On Thursday, earnings highlights include expected results from Sears (SHLD), Abercrombie & Fitch (ANF), Tiffany’s (TIF), and Dollar Tree (DLTR). Covering a wide swath of U.S. consumers, these results will give markets more fodder for discussions about the health of consumers and the future of brick and mortar retailers.
On the economic calendar, existing home sales in July and the latest report on initial jobless claims will be highlights in the morning, but the biggest economic event of the week will also kick off in the evening with the start of the Jackson Hole symposium, the year’s biggest meeting of central bankers held in the Wyoming resort town by the Kansas City Fed.
Federal Reserve Chair Janet Yellen is expected to speak in what could be her final symposium as Fed Chair — her term expires in February — with European Central Bank chief Mario Draghi also expected to speak during the event.
Earlier this week, Yahoo Finance’s Sam Ro noted that Yellen’s speech could “inadvertently” send a hawkish signal to markets — meaning it would point towards more aggressive action from the central bank than intended — given the topic Yellen is set to tackle, which is financial stability. Sometimes called the Fed’s “third mandate” (its two official mandates are full employment and 2% inflation), financial stability is basically what it sounds like — financial conditions that allow business to flourish but do not create undo risks, i.e. bubbles, in the economy.
In a note to clients on Wednesday, Michael Feroli, an economist at J.P. Morgan, said the most likely outcome for Yellen’s speech is a fairly neutral discussion of the Fed’s regulatory and supervisory responsibilities. Feroli adds that this would be in keeping with Yellen’s previous speeches at Jackson Hole which were more academic in nature and not a real signal for future policy.

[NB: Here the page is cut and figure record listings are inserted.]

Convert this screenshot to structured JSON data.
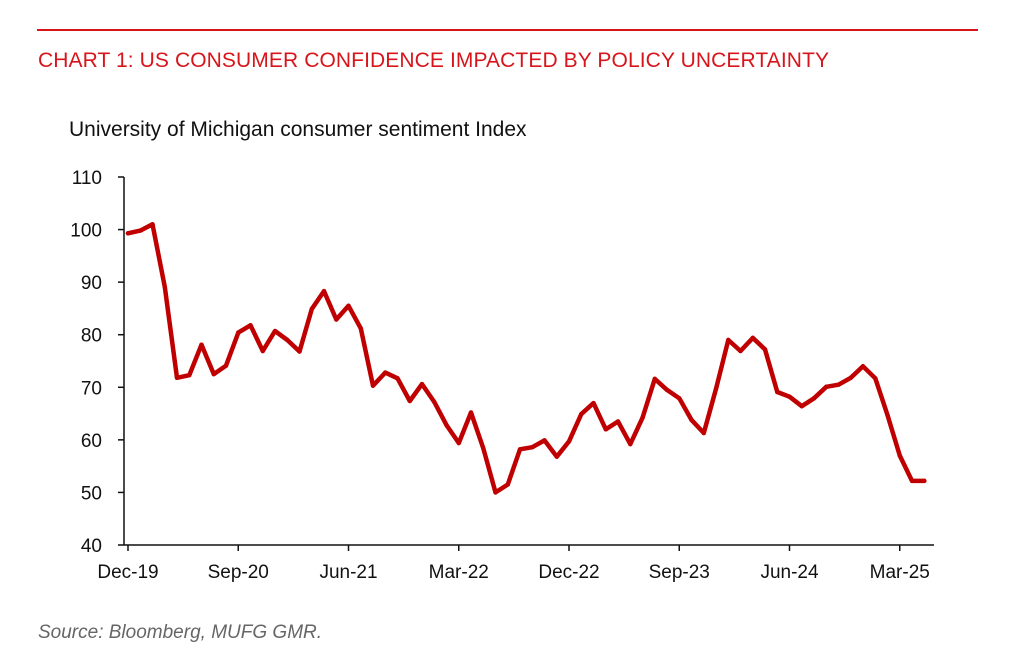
{
  "header": {
    "title": "CHART 1: US CONSUMER CONFIDENCE IMPACTED BY POLICY UNCERTAINTY"
  },
  "footer": {
    "source": "Source: Bloomberg, MUFG GMR."
  },
  "colors": {
    "accent": "#d7151b",
    "line": "#c00000",
    "axis": "#111111"
  },
  "chart_data": {
    "type": "line",
    "title": "",
    "subtitle": "University of Michigan consumer sentiment Index",
    "xlabel": "",
    "ylabel": "",
    "ylim": [
      40,
      110
    ],
    "yticks": [
      40,
      50,
      60,
      70,
      80,
      90,
      100,
      110
    ],
    "xtick_labels": [
      "Dec-19",
      "Sep-20",
      "Jun-21",
      "Mar-22",
      "Dec-22",
      "Sep-23",
      "Jun-24",
      "Mar-25"
    ],
    "grid": false,
    "legend": "none",
    "series": [
      {
        "x": [
          "Dec-19",
          "Jan-20",
          "Feb-20",
          "Mar-20",
          "Apr-20",
          "May-20",
          "Jun-20",
          "Jul-20",
          "Aug-20",
          "Sep-20",
          "Oct-20",
          "Nov-20",
          "Dec-20",
          "Jan-21",
          "Feb-21",
          "Mar-21",
          "Apr-21",
          "May-21",
          "Jun-21",
          "Jul-21",
          "Aug-21",
          "Sep-21",
          "Oct-21",
          "Nov-21",
          "Dec-21",
          "Jan-22",
          "Feb-22",
          "Mar-22",
          "Apr-22",
          "May-22",
          "Jun-22",
          "Jul-22",
          "Aug-22",
          "Sep-22",
          "Oct-22",
          "Nov-22",
          "Dec-22",
          "Jan-23",
          "Feb-23",
          "Mar-23",
          "Apr-23",
          "May-23",
          "Jun-23",
          "Jul-23",
          "Aug-23",
          "Sep-23",
          "Oct-23",
          "Nov-23",
          "Dec-23",
          "Jan-24",
          "Feb-24",
          "Mar-24",
          "Apr-24",
          "May-24",
          "Jun-24",
          "Jul-24",
          "Aug-24",
          "Sep-24",
          "Oct-24",
          "Nov-24",
          "Dec-24",
          "Jan-25",
          "Feb-25",
          "Mar-25",
          "Apr-25",
          "May-25"
        ],
        "values": [
          99.3,
          99.8,
          101.0,
          89.1,
          71.8,
          72.3,
          78.1,
          72.5,
          74.1,
          80.4,
          81.8,
          76.9,
          80.7,
          79.0,
          76.8,
          84.9,
          88.3,
          82.9,
          85.5,
          81.2,
          70.3,
          72.8,
          71.7,
          67.4,
          70.6,
          67.2,
          62.8,
          59.4,
          65.2,
          58.4,
          50.0,
          51.5,
          58.2,
          58.6,
          59.9,
          56.8,
          59.7,
          64.9,
          67.0,
          62.0,
          63.5,
          59.2,
          64.2,
          71.6,
          69.5,
          67.9,
          63.8,
          61.3,
          69.7,
          79.0,
          76.9,
          79.4,
          77.2,
          69.1,
          68.2,
          66.4,
          67.9,
          70.1,
          70.5,
          71.8,
          74.0,
          71.7,
          64.7,
          57.0,
          52.2,
          52.2
        ]
      }
    ]
  }
}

Feroli writes that Yellen’s history at the event, “suggests Yellen doesn’t want Jackson Hole to be considered a venue for signaling shifts in monetary policy.” And so those looking for a signal on whether the Fed will begin paring its balance sheet in September or raise rates again in December could be disappointed.
The next most likely outcome for Friday morning’s remarks, however, is more of a policy signal. “We see the next most likely outcome as the hawkish one that signals alertness to financial stability concerns as a reason to continue gradually firming policy,” Feroli writes.
Which means that Yellen could use this speech to make the case for the Fed continuing to tighten monetary policy in the face of below-target inflation, a criticism that has gained steam during the summer months and after June saw the Fed raise rates for the third time in six months.